The law allows – allows but does not (thankfully) mandate – a non-prescribing physician to administer a special type of narcotic to someone who is not his or her patient.
Imagine one doctor would be responsible for the patient and hold the prescription pad but another doctor would see this patient to administer the scheduled controlled substance.
This could end up being a very bad and very dangerous idea in our state. Why? Having worked extensively on pill mill legislation in our state, I worry that this could spawn a whole new kind of pill mill.
One where that second doctor, who may or may not be responsible for the first doctor’s patient, would not be DATA 2000 educated and waivered — and yet would be in possession of the controlled substance (not just the prescription pad).
And he or she could be stocking and administering the controlled substance all day long to patients.
The initial doctor — with the prescription pad — has a federally mandated limit on the number of patients he sees. In stark contrast, the administering physician, in possession of the highly diverted, high street value narcotic — would face no such limits.
Why would the federal government imagine such a scenario and create such a crazy, convoluted and potentially dangerous framework for treating patients with a substance use disorder? A framework fraught with all sorts of unintended consequences? I can’t say.
What I can say — and know from experience — is that this raises the specter of people lined up all down the street and around the corner, waiting to get an injection from a non DATA 2000 doctor who isn’t even these patients’ doctor.
And what if the patient doesn’t show up? How will this so-called administering doctor return the drug? And will he or she return it to the prescribing doctor? To the pharmacy? Pharmacies do not usually accept narcotics back into inventory. So maybe they’ll just keep it? For how long? Or simply administer it to the next patient in line? That last one is illegal.
And how will all that be tracked in our state’s PDMP? How will DEA keep track? Most worrisome of all, a patient could be intoxicated or using another narcotic when he shows up to this administering doctor’s office and the very drug used to help patients break the cycle of addiction could actually kill them!
Florida ensures that this special class of drugs (known as “Medication Assisted Treatment” or MAT) is prescribed by specially trained physicians (known as DATA 2000 doctors) and we do not contemplate such an open-ended delivery scheme.

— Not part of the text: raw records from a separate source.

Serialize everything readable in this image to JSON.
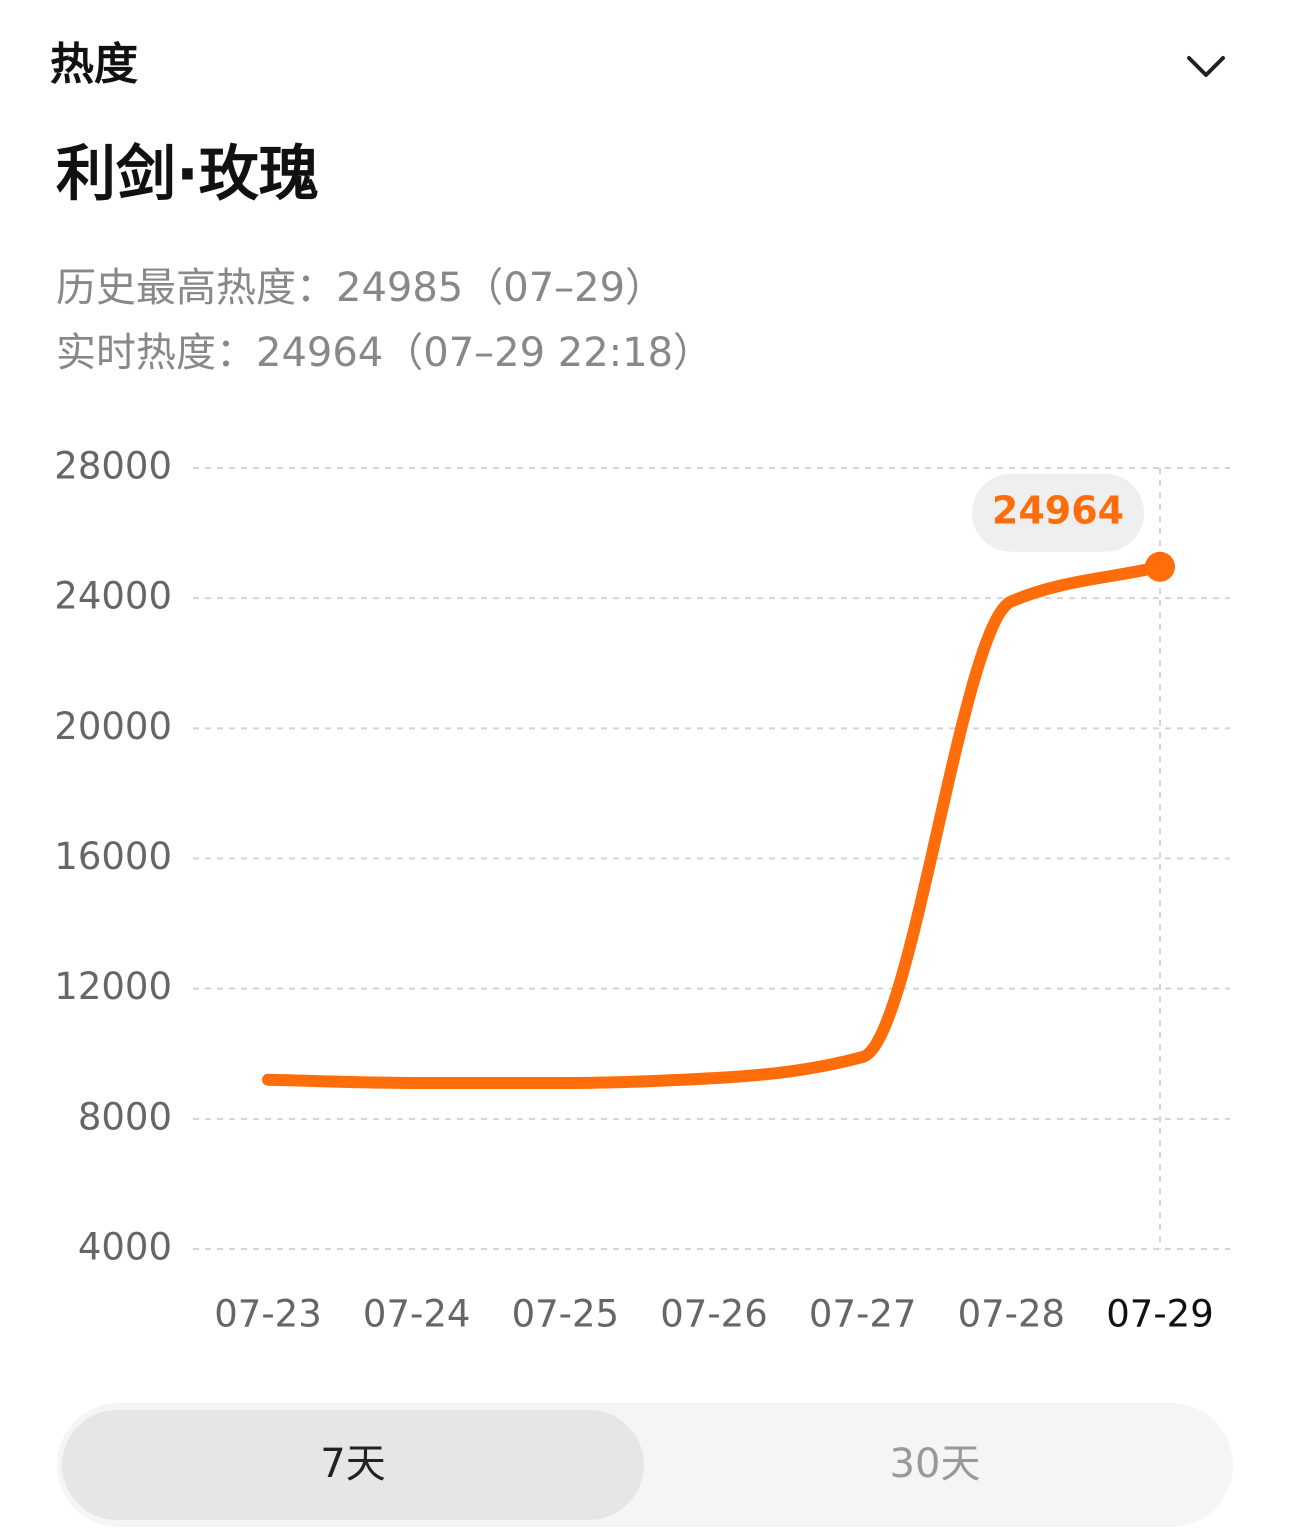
{
  "header": {
    "title": "热度"
  },
  "title": "利剑·玫瑰",
  "stats": [
    "历史最高热度：24985（07–29）",
    "实时热度：24964（07–29 22:18）"
  ],
  "chart_data": {
    "type": "line",
    "categories": [
      "07-23",
      "07-24",
      "07-25",
      "07-26",
      "07-27",
      "07-28",
      "07-29"
    ],
    "values": [
      9200,
      9100,
      9100,
      9250,
      9900,
      23900,
      24964
    ],
    "color": "#ff6d0a",
    "ylim": [
      4000,
      28000
    ],
    "yticks": [
      4000,
      8000,
      12000,
      16000,
      20000,
      24000,
      28000
    ],
    "grid": true
  },
  "tabs": [
    "7天",
    "30天"
  ]
}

If this provision is allowed to go into effect in Florida, we could see more unnecessary deaths, more lawsuits and a chaotic mess on our hands. The good news is that Florida does not
have to allow this new provision and in fact, the Department could simply let DATA 2000 physician know that we are “status quo” until further notified.
The Department of Health should then review our laws, regulations and rules through the Board of Medicine or the legislature could examine this and pass tough new laws to protect doctors and patients alike.
In either case, safety should come first. And, no matter which path they take, we must always keep in mind that these are potentially lethal controlled substances and we should never let them out of our control.
Unfortunately, this one provision of the SUPPORT Act — allowing controlled narcotics to be out of a doctor’s control — is just not a good thing. Eleanor Sobel served as a state senator from 2008-16 and was deeply involved in health care policy and pill mill legislation. She served as chairwoman of the Committee on Children, Families and Elder Affairs and as a member of the Statewide Drug Policy Advisory Council.